Topic
  • 4 replies
  • Latest Post - ‏2016-09-08T07:47:37Z by spiggle
andrelie
andrelie
40 Posts

Pinned topic CXNM Comparison Function

‏2015-09-14T04:51:55Z | mdm-migration

Hi

 

I am using CXNM for business name comparison.  In the wgtsval there are _NORM_ADJWGT_0 up to _NORM_ADJWGT_15.  The weight for _NORM_ADJWGT_1 = 183 while _NORM_ADJWGT_15 = 44

I wonder why _NORM_ADJWGT_15 has the least weight as this causes exact match will get the lowest score than partial or different match.  Should I edit these parameters' values so that _NORM_ADJWGT_1 has the least weight instead?

 

Thanks

Andre

 

 

 

 

  • YinleZhou
    YinleZhou
    1 Post

    Re: CXNM Comparison Function

    ‏2015-09-14T20:33:27Z  

    Hi Andre,

    Yeah, it should be the higher NORM_ADJWGT_number, it is closer to exact match. We need figure out what caused this reversed behavior. Do you see this before? Just CXNM is weird? What are attributes in your algorithm? 

     

    Thanks,

    Yinle

  • andrelie
    andrelie
    40 Posts

    Re: CXNM Comparison Function

    ‏2015-09-15T02:28:12Z  

    Hi Yinle

     

    This happens in ORG algorithm.  I have not seen it elsewhere.  I use Org Legal Name, Org Business Address, Org Business Phone, Org Corp Tax ID, Org Established Date among other additional attributes. Is it fine to hand edit the values i.e. put the _NORM_ADJWGT_1 value as _NORM_ADJWGT_15 instead?

     

    Regards

     

     

  • KaranBal
    KaranBal
    227 Posts

    Re: CXNM Comparison Function

    ‏2015-10-02T11:52:35Z  
    • andrelie
    • ‏2015-09-15T02:28:12Z

    Hi Yinle

     

    This happens in ORG algorithm.  I have not seen it elsewhere.  I use Org Legal Name, Org Business Address, Org Business Phone, Org Corp Tax ID, Org Established Date among other additional attributes. Is it fine to hand edit the values i.e. put the _NORM_ADJWGT_1 value as _NORM_ADJWGT_15 instead?

     

    Regards

     

     

    Weights affect the quality of matching. You can edit it but it will have impact on your matching. You can open a PMR for review if you like but edited is fine as long as it's edited correctly in a  way you want.

  • spiggle
    spiggle
    7 Posts

    Re: CXNM Comparison Function

    ‏2016-09-08T07:47:37Z  

    You are correct in that 15 should be best match score, and so on. Generated weights for CXNM are often fickle. 
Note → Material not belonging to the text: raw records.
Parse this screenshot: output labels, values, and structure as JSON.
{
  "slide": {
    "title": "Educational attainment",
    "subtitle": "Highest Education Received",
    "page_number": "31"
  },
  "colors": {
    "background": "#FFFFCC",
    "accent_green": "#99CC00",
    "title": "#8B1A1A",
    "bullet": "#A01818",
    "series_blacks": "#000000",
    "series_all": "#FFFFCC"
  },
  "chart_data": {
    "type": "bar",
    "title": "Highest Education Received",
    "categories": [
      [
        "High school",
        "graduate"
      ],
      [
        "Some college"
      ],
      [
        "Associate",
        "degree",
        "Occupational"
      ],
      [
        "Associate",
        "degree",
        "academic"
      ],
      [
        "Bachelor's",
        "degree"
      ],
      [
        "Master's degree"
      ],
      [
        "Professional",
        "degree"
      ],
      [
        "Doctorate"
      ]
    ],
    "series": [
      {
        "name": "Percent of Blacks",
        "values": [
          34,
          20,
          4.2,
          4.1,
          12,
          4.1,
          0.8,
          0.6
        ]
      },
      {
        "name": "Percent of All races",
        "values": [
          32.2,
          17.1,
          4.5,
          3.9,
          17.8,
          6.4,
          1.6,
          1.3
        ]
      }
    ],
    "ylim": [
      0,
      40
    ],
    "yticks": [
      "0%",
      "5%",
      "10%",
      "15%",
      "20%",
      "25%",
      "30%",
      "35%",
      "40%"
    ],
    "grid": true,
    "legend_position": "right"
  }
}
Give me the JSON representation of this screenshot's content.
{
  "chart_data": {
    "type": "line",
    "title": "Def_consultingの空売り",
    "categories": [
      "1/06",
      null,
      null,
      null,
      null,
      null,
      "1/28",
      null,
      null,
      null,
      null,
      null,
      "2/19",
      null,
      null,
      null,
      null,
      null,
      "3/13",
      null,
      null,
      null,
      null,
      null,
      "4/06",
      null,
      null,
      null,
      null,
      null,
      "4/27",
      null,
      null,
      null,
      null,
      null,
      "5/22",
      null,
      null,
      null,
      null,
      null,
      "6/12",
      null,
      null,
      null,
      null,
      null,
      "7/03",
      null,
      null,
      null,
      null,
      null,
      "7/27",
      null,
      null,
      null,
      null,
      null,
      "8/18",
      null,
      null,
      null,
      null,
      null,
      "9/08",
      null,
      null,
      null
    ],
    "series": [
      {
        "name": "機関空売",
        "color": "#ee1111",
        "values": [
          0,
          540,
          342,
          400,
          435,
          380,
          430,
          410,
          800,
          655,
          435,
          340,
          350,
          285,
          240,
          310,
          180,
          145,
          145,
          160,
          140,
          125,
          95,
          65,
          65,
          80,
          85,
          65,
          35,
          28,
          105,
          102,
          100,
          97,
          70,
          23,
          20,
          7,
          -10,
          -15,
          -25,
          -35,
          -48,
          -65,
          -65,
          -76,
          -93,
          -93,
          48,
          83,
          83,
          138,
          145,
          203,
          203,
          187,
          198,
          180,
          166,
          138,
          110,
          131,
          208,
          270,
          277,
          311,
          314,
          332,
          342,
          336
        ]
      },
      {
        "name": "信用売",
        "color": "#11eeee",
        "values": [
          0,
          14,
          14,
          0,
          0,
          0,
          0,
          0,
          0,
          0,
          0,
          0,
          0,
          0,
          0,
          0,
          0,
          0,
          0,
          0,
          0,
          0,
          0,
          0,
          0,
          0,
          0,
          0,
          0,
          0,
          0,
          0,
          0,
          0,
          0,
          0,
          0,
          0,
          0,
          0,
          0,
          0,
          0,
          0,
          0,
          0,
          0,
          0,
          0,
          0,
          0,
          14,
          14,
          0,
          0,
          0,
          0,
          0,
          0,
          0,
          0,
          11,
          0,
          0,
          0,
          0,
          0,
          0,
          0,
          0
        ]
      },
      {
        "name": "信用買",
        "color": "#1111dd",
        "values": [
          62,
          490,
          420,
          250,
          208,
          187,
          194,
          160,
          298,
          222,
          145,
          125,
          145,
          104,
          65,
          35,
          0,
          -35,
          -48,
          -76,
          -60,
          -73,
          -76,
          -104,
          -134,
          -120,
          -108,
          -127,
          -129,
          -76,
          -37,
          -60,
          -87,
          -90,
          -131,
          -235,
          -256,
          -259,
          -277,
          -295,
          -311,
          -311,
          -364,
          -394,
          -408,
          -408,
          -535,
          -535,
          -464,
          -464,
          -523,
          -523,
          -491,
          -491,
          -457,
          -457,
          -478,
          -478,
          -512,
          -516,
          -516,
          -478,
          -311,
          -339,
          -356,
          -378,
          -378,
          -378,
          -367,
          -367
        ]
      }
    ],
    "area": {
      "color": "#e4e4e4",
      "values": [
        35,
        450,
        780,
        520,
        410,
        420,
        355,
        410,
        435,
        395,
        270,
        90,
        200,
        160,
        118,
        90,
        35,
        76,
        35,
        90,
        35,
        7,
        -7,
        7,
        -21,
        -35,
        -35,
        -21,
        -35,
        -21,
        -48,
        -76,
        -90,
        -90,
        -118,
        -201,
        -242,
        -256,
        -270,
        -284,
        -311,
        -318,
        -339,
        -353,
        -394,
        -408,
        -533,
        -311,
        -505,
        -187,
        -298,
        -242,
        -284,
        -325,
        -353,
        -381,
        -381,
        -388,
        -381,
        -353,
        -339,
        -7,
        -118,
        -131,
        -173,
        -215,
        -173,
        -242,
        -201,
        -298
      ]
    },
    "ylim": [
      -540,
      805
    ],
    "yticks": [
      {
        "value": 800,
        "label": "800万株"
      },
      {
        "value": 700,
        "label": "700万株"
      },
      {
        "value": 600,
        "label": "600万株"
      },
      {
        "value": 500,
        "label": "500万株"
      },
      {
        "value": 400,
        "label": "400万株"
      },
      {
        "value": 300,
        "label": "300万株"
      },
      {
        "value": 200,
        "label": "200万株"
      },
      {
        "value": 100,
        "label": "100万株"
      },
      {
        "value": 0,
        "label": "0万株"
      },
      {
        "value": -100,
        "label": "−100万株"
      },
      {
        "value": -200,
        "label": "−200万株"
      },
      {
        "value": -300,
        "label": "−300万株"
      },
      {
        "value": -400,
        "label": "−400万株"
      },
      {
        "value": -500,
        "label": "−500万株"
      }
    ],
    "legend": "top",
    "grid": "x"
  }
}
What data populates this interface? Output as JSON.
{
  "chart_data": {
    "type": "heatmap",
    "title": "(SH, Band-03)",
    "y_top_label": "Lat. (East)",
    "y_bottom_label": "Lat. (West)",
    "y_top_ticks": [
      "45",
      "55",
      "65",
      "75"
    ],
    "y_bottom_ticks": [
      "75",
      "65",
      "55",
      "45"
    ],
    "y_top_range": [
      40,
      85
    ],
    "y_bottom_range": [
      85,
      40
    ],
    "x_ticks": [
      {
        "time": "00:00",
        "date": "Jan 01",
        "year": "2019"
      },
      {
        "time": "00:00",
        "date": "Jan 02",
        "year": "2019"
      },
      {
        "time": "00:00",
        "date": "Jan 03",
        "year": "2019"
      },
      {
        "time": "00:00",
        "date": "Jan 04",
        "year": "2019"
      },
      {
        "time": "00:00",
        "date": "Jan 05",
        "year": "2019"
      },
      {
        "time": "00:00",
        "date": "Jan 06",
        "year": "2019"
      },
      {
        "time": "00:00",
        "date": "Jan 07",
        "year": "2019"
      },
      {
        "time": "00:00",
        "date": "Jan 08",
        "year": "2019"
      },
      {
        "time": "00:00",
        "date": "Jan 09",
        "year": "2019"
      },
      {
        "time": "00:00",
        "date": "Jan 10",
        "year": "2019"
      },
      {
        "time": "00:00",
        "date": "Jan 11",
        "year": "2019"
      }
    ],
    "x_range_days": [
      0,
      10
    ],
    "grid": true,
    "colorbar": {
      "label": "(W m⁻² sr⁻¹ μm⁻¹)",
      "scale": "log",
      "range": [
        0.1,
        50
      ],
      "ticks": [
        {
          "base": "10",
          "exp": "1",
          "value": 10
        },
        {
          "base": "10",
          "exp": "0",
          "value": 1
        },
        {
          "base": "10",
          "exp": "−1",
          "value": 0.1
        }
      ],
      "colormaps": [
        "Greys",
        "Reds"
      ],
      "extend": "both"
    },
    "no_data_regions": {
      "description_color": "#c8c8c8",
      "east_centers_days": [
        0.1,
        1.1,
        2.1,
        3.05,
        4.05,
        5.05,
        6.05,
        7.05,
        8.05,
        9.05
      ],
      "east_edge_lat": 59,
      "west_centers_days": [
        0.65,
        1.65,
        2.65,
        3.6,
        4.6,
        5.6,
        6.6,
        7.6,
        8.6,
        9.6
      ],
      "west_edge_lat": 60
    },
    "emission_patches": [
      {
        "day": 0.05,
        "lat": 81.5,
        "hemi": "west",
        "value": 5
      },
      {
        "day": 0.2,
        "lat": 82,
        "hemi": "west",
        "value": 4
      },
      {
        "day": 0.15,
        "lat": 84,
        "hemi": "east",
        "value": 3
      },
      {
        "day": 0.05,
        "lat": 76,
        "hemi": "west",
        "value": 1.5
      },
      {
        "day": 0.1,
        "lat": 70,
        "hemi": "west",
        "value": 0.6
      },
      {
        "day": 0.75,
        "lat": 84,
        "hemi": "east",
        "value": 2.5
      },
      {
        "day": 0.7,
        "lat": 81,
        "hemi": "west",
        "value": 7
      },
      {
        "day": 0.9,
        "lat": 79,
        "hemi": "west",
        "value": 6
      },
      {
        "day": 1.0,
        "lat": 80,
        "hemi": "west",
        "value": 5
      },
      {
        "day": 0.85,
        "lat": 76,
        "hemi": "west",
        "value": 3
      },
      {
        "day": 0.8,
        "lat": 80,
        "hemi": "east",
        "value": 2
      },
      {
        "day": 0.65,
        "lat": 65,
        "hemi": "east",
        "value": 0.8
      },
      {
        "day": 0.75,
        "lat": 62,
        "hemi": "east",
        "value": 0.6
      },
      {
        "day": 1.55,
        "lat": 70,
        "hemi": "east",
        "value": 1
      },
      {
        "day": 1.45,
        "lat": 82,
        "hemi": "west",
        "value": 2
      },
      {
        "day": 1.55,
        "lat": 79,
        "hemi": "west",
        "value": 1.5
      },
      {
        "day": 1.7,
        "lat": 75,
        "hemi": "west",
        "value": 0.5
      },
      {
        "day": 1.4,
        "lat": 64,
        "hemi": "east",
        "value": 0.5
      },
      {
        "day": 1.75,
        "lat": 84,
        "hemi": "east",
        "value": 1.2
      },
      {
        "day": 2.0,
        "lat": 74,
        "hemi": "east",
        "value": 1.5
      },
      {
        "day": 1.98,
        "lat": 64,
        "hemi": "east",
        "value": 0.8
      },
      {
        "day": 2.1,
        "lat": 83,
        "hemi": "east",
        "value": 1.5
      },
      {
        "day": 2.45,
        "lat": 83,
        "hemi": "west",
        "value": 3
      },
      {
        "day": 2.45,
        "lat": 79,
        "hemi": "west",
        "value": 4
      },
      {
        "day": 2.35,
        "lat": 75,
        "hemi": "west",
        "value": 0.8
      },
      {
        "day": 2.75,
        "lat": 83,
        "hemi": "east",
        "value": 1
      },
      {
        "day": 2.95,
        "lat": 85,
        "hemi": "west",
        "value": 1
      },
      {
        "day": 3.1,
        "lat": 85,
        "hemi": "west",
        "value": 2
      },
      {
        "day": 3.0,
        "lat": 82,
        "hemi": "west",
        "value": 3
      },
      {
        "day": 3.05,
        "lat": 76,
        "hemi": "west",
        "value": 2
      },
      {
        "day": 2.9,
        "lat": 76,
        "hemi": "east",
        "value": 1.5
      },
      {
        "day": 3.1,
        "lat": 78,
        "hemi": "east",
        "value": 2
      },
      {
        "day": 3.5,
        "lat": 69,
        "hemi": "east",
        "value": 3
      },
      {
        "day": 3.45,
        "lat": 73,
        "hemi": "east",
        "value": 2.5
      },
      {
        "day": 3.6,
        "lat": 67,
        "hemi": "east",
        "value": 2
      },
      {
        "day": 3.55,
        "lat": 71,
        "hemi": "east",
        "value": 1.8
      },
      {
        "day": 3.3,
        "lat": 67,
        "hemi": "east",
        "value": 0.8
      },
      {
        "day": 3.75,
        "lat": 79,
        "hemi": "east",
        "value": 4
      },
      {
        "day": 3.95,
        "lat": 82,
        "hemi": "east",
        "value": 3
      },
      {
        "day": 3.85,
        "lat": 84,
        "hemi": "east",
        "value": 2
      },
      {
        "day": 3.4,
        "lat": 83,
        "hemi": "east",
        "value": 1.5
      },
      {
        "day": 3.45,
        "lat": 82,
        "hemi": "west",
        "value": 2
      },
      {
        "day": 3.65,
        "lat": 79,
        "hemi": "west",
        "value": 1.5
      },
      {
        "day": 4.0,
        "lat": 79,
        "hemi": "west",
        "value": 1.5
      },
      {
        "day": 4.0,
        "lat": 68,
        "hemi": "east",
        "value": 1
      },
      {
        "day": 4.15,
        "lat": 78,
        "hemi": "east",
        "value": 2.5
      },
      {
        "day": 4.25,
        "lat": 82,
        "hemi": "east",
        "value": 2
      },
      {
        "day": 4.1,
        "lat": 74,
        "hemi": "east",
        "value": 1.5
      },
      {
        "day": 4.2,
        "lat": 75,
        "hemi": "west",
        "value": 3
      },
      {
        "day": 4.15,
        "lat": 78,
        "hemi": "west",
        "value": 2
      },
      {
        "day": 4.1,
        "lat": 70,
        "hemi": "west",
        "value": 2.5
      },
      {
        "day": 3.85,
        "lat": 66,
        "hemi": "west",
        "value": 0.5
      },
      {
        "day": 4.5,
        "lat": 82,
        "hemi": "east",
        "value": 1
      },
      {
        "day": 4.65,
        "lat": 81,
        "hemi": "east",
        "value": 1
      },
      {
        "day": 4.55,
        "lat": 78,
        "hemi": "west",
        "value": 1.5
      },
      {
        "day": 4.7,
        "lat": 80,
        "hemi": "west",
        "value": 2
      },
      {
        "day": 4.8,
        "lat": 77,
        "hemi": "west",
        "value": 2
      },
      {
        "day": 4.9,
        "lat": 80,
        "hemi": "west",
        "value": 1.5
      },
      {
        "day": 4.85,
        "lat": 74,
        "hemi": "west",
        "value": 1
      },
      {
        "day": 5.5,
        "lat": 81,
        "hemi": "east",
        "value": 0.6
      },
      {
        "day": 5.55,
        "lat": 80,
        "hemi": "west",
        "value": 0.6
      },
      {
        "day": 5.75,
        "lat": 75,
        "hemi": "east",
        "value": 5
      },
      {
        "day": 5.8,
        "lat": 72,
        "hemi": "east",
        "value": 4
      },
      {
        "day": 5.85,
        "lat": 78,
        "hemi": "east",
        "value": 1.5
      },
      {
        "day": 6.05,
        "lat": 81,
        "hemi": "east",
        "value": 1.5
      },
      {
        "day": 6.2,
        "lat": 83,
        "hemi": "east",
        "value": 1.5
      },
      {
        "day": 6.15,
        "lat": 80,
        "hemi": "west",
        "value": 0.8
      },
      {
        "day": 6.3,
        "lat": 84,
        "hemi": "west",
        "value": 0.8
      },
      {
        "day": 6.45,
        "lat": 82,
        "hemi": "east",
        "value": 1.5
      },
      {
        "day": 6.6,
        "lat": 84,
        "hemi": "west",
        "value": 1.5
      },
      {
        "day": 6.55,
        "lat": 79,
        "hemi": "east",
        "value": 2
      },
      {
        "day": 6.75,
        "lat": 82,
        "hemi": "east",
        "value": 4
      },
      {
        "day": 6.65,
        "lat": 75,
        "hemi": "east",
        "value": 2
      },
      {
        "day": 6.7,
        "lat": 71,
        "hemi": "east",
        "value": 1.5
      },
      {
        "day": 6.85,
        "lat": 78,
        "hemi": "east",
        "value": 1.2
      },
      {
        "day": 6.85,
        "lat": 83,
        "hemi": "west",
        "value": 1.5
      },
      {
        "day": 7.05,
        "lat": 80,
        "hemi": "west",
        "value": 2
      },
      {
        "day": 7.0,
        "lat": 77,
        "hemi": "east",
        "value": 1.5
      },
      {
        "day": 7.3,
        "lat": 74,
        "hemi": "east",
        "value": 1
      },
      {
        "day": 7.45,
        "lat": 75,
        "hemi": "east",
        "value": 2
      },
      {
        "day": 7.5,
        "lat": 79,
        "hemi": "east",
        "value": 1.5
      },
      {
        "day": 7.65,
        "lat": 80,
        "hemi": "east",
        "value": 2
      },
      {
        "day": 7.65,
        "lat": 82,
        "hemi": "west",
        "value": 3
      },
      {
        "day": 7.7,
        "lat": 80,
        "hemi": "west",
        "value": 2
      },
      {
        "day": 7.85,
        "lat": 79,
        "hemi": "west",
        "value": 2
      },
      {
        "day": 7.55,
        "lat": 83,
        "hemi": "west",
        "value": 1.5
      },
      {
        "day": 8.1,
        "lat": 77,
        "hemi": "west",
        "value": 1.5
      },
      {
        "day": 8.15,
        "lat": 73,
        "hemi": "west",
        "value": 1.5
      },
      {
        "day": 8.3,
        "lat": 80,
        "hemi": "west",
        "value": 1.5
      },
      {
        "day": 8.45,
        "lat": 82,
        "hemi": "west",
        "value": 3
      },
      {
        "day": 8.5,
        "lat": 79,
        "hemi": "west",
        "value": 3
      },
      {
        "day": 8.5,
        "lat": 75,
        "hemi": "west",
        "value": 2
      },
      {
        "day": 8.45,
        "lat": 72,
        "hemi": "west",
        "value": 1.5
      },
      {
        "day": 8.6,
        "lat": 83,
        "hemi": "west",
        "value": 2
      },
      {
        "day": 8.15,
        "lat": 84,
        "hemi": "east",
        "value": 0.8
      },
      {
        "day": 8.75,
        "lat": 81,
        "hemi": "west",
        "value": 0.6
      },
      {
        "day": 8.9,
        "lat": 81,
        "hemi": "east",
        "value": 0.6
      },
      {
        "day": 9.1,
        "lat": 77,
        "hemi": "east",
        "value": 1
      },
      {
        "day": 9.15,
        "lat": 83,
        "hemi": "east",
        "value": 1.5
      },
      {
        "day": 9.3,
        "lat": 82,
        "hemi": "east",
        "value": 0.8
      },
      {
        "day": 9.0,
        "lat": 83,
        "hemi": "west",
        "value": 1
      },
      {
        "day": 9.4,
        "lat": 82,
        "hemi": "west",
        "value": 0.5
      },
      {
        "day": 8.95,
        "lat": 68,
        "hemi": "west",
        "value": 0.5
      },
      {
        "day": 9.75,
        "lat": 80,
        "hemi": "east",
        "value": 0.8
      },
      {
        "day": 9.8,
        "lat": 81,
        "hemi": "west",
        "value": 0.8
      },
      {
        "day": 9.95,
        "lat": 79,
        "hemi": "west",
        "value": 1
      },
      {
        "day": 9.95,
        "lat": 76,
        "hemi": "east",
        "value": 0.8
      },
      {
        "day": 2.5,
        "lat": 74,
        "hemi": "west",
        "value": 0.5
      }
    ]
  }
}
    I find that the CXNM weights often lack any granularity but yours being in reverse seem a worst case scenario. 

    The weight generation is built on how distributed data is and also how important it is to matching. So gender is a great example in that it scores very low because it has such a low distribution of values, yet it has a relatively high disagreement score as when weightgen does its sampling it can see that nearly all matches, also match on gender. That is, two people are male 'not a big deal', two people have different genders 'big deal'.

    The problem with Organisation names is small variations can make a big difference. John Smith compared to John Paul Smith would give a good match for an individual, but CitiGroup Bank compared to CitiGroup Institutional Bank would not be a great match for an organisation - certainly not as good as the John Smith match. Additional words missing in one organisation name can make a significant difference in reality, and in the algorithm.

    If your organisational data has a lot of 'noise' in their names then often pairs that to you and I would appear a good match, are a bad match from an algorithm perspective, unless you've anonymised all the 'noise' which is not always easy to do.

    This results in pairs that score well overall, often scoring badly on CXNM, which in turn leads weightgen to think that the CXNM is not important to overall match. And this confuses the final weights as you've seen.

    All of the above is conjecture on my part :)

    What I've done in the past is remove everything else from the algorithm except for the name comparison, then generate the weights and save them. 

    Then restore the algorithm back, generate the full weights and hand edit your saved CXNM weights back in.